Since the showers were much larger than any normal size, I was able to place my things on the rack by the door along with my towel robe six feet away from the shower head. The sound of the water hitting the tile floor made me smile. I absolutely love these showers, they're so spacious yet private and cozy. I undress and set my clothes aside before standing underneath the shower head. The pressure of the stream and the heat diminished any signs of anxiety or stress that had built up. I closed my eyes and hummed in content. Showering was one of my favorite things to do because for this little while I was in my own little world with no worries or responsibilities. It was a time for me to get away from the world and to have peace of mind even if it were to only last for several minutes.
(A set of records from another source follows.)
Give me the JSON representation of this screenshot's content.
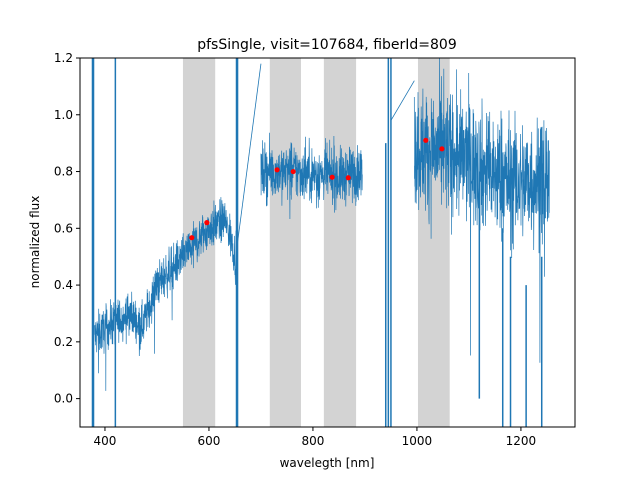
{
  "chart_data": {
    "type": "line",
    "title": "pfsSingle, visit=107684, fiberId=809",
    "xlabel": "waveleg­th [nm]",
    "ylabel": "normalized flux",
    "xlim": [
      352,
      1304
    ],
    "ylim": [
      -0.1,
      1.2
    ],
    "xticks": [
      400,
      600,
      800,
      1000,
      1200
    ],
    "yticks": [
      0.0,
      0.2,
      0.4,
      0.6,
      0.8,
      1.0,
      1.2
    ],
    "xtick_labels": [
      "400",
      "600",
      "800",
      "1000",
      "1200"
    ],
    "ytick_labels": [
      "0.0",
      "0.2",
      "0.4",
      "0.6",
      "0.8",
      "1.0",
      "1.2"
    ],
    "grid": false,
    "colors": {
      "spectrum": "#1f77b4",
      "points": "#ff0000",
      "bands": "#d3d3d3"
    },
    "shaded_bands": [
      [
        550,
        612
      ],
      [
        717,
        777
      ],
      [
        821,
        883
      ],
      [
        1002,
        1063
      ]
    ],
    "spectrum_segments": [
      {
        "arm": "blue",
        "knots": [
          [
            380,
            0.22
          ],
          [
            420,
            0.27
          ],
          [
            450,
            0.3
          ],
          [
            470,
            0.25
          ],
          [
            500,
            0.4
          ],
          [
            550,
            0.5
          ],
          [
            600,
            0.6
          ],
          [
            630,
            0.63
          ],
          [
            645,
            0.55
          ],
          [
            655,
            0.45
          ]
        ],
        "noise": 0.07
      },
      {
        "arm": "red",
        "knots": [
          [
            700,
            0.8
          ],
          [
            760,
            0.8
          ],
          [
            800,
            0.79
          ],
          [
            850,
            0.78
          ],
          [
            895,
            0.8
          ]
        ],
        "noise": 0.09
      },
      {
        "arm": "nir",
        "knots": [
          [
            995,
            0.88
          ],
          [
            1050,
            0.87
          ],
          [
            1100,
            0.84
          ],
          [
            1150,
            0.78
          ],
          [
            1200,
            0.76
          ],
          [
            1255,
            0.78
          ]
        ],
        "noise": 0.2
      }
    ],
    "connectors": [
      [
        [
          655,
          0.55
        ],
        [
          700,
          1.18
        ]
      ],
      [
        [
          950,
          0.98
        ],
        [
          995,
          1.12
        ]
      ]
    ],
    "spikes": [
      [
        376,
        -0.1,
        1.2
      ],
      [
        378,
        -0.1,
        1.2
      ],
      [
        420,
        -0.1,
        1.2
      ],
      [
        653,
        -0.1,
        1.2
      ],
      [
        655,
        -0.1,
        1.2
      ],
      [
        940,
        -0.1,
        0.9
      ],
      [
        945,
        -0.1,
        1.2
      ],
      [
        950,
        -0.1,
        1.2
      ],
      [
        1120,
        0.0,
        0.8
      ],
      [
        1165,
        -0.1,
        0.6
      ],
      [
        1180,
        -0.1,
        0.5
      ],
      [
        1210,
        -0.1,
        0.4
      ],
      [
        1240,
        -0.1,
        0.5
      ]
    ],
    "points": {
      "x": [
        567,
        596,
        731,
        762,
        837,
        868,
        1017,
        1048
      ],
      "y": [
        0.567,
        0.62,
        0.806,
        0.8,
        0.78,
        0.778,
        0.91,
        0.88
      ]
    }
  }
}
Although, before I had the chance to enjoy the feeling of peace of mind, the thought of Peter popped into my head and along came the feeling that began below my lower abdomen. I squeezed my legs shut as an attempt to stop the feeling, but instead I noticed that my private area was...throbbing. How is that possible? Can it do that?

I mean, I know about sexual attraction, I've read the Bible countless times and was informed that pre-marital sex, or any sexual activities, was a sin in the eyes of God. At least that's what the Bible and my mother had said when I was old enough to learn about such vulgar things. But, I didn't know that it came with a feeling, especially a throbbing one. It seems that the more it happens, the more it hurts as if I just needed to- No. I simply cannot partake in such an act. Masturbation was one of the most frowned upon sins, I simply cannot. Besides, even if I did try, I wouldn't know what to do.
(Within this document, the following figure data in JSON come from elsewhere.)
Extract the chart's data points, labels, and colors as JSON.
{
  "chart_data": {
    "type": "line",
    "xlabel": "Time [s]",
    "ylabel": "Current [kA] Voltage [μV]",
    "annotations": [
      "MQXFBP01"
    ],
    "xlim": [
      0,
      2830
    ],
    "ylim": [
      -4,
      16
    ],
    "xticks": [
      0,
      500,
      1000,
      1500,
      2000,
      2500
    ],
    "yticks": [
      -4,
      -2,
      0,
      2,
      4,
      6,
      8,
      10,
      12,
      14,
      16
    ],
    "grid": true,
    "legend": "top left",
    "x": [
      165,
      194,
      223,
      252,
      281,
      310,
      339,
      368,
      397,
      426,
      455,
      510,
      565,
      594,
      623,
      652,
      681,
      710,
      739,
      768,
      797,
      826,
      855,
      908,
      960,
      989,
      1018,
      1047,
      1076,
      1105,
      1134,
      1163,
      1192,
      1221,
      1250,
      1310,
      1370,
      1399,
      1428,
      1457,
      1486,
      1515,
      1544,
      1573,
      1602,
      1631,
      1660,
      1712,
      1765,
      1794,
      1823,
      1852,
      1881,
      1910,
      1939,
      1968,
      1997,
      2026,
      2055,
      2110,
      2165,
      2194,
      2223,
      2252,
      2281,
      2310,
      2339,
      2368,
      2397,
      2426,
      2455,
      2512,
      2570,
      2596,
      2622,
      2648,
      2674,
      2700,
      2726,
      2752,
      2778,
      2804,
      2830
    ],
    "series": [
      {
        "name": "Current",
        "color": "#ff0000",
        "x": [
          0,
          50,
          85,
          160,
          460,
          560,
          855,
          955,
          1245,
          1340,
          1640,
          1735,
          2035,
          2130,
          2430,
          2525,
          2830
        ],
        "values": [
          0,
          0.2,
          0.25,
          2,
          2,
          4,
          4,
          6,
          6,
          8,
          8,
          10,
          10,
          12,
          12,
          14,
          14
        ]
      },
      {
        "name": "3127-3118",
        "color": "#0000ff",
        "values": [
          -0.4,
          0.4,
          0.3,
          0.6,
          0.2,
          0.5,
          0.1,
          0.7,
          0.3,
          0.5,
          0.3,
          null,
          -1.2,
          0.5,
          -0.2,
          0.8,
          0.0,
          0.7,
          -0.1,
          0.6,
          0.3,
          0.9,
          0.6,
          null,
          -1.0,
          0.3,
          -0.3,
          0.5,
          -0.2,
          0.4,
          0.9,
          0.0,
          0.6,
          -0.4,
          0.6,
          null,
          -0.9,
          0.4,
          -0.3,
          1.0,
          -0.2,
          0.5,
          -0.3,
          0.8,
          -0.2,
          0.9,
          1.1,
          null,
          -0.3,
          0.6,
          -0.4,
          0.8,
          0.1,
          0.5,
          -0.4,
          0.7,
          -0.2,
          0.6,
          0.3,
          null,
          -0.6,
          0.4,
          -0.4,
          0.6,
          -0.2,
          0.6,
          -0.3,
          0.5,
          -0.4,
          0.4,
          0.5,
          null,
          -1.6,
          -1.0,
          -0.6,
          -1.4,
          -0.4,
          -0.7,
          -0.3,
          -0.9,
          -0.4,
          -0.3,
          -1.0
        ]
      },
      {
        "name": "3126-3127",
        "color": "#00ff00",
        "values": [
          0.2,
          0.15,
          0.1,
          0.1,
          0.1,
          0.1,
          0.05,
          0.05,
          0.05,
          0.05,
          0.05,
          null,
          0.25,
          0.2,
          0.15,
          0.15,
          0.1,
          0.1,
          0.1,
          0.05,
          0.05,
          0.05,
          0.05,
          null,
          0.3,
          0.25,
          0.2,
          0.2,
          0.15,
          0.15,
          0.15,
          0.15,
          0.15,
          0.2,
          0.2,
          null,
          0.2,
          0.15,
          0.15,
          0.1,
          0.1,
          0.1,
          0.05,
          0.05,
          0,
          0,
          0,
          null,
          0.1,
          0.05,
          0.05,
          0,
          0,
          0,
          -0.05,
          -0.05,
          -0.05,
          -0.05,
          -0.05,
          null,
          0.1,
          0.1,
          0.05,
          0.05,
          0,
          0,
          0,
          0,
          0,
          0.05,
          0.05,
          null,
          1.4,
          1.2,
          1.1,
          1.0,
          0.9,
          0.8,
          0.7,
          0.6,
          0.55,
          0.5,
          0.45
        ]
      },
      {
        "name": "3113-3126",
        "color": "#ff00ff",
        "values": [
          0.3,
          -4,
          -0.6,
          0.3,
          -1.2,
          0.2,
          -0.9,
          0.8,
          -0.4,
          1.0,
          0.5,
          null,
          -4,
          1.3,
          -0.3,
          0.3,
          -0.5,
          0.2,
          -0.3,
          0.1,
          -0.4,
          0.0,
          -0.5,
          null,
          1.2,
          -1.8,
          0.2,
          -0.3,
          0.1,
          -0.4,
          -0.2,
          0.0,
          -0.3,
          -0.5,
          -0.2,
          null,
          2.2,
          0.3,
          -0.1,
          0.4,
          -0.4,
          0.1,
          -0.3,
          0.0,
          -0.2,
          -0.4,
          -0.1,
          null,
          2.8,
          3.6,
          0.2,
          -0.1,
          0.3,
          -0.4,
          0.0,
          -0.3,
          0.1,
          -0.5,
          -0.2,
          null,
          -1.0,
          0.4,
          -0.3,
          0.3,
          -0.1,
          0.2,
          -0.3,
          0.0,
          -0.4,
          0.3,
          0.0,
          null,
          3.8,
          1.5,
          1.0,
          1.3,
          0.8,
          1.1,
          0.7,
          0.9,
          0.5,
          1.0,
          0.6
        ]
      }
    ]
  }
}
I try and shake this sinful thought away by rinsing off and turning the water off. I don't know what has gotten into me. It's like a wildfire had began to ignite within my core and I don't know how to put it out or to control it completely.

I quickly put my robe on, put my hair up in the towel and finished my daily morning routine. After 10 minutes I walk back to my room and saw that Kat's door was opened. I popped my head in and saw that she was already applying her makeup. She must've seen me through her mirror because she squealed and jumped a bit.

"Jeez y/n, don't do that! You nearly gave me a heart attack." She laughed and I did too. I went into my room, placed my things down and began to get ready. I'm not sure when she wants to go to the bar but I can tell that she's an early bird when it comes to concerts.

I put on the clothes that I had set aside last night and put some socks and the boots on before I adjusted the ankle length maroon skirt and my shirt. I decided to put on one of the new undergarments since they looked more comfortable than my usual styled ones. These new ones hugged my body and made me feel secure. I also put on the new white bra which felt kind of weird and the padding made my breasts look larger, but I did enjoy the way it held me in place. I brushed my y/h/l hair and decided to just leave it down, but I would keep a rubber band around my wrist in case I needed to put my hair up. I then grabbed my bag, locked the door and walked over to Kat's room again. This time, I knocked.

"You look amazing!" She smiled and invited me in. "How do you like your new clothes?"

"I really love them, they're actually pretty comfortable." I smiled confidently.